Japan outperformance: One in the eye for passive investment?

Japan-Tokyo-Street-Cityscape-700x450.jpg

The performance of Japanese funds demonstrates the merits of active management and can be seen as “one in the eye” for the passive investing argument, according to Premier multi-asset manager Simon Evan-Cook.

Premier’s latest State of the Universe sector review shows that the average investor in Japan funds has outperformed a tracker by 11.1 per cent over the past five years.

Over this period, active managers have navigated Japan’s economic stagnation, the global financial crisis, 2011’s earthquake, tsunami and nuclear crisis, the impact of the severe Thai floods and five different prime ministers.

The five-year weighted return for the Japan sector, which looks at outcome seen by the average investor rather than the average fund, stands at 34.5 per cent – outperforming the 23.4 per cent experienced by trackers, represented by L&G Japan Index.

The average fund in the space also has outperformed the passive option with a five-year return of 33.3 per cent being reported for the IMA Japan sector.

Evan-Cook says: “Investors in this sector have done very well. But then the managers have done OK too, as shown by the performance of the conventional sector average. This is well ahead of the benchmark, and fully 9.9 per cent ahead of the tracker over the past five years (after annual management charges).

“Fund holders have done themselves a further favour by backing outperforming managers, meaning they are collectively 11.1 per cent better off than if they’d gone for the tracker. Whichever way you look at it, this is one in the eye for the passive case – so don’t expect to see it appearing in any active-bashing quantitative studies any time soon.”

The manager notes a number of reasons why funds in the IMA Japan sector have managed to achieve their outperformance. This includes the fact that Japan was out-of-favour with investors for some time, meaning “an element of Darwinism has set in”.

“With senior management of asset managers sensing no chance of a rising tide to lift all boats, they have been scuttling the weaker offerings to ‘streamline’ their fund ranges,” he says.

“The strong, however, have stayed afloat. From a fund analyst’s anecdotal perspective, the result is a sector that contains a high proportion of well -managed, genuinely investable funds, the quality of which would see them clean up in a less competitive, but more popular sector (such as Global Emerging Markets).”

He also points that an evolution towards the value style among Japanese funds could have aided performance over recent years, as this tends to outperform a growth approach in most markets over the long term.

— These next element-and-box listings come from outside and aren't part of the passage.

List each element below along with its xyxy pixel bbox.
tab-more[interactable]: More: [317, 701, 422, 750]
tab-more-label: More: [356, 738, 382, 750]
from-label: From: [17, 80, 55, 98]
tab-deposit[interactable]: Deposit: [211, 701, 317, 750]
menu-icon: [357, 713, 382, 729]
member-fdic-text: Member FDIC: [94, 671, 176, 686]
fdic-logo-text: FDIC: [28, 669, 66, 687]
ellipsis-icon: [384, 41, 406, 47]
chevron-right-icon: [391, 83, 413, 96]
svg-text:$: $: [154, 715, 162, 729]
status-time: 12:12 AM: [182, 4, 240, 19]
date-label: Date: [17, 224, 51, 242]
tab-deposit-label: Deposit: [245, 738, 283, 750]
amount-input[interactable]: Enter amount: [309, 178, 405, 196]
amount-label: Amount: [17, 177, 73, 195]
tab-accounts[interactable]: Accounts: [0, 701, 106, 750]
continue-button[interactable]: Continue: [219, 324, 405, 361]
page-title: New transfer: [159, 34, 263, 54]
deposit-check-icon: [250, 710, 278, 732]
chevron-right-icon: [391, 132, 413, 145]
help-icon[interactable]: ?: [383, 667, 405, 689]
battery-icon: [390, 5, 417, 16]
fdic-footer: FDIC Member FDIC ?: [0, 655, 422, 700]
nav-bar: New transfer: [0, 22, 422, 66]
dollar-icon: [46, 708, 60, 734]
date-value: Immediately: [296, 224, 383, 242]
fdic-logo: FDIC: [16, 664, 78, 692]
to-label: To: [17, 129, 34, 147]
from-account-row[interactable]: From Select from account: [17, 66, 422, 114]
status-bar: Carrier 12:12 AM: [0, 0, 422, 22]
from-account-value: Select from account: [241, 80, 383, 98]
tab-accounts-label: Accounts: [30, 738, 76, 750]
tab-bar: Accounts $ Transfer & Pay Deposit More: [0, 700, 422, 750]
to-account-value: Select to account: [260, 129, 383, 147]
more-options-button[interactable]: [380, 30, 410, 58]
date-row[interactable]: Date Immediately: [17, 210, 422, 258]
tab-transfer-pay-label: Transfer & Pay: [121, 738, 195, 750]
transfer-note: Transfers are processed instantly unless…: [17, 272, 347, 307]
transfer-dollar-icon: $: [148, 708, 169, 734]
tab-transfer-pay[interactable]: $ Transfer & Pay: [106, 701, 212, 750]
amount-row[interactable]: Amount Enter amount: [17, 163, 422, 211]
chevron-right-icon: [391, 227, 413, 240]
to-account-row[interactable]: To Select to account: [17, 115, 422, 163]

“Not only is the average fund holder well ahead of the tracker over five years, the average fund manager has excelled too. For UK investors, active management of Japanese equities has been worth paying for,” he concludes.

Evan-Cook highlights the GLG Japan CoreAlpha, Polar Capital Japan, Schroder Tokyo and Morant Wright Japan funds as products that have stood out for their consistent outperformance.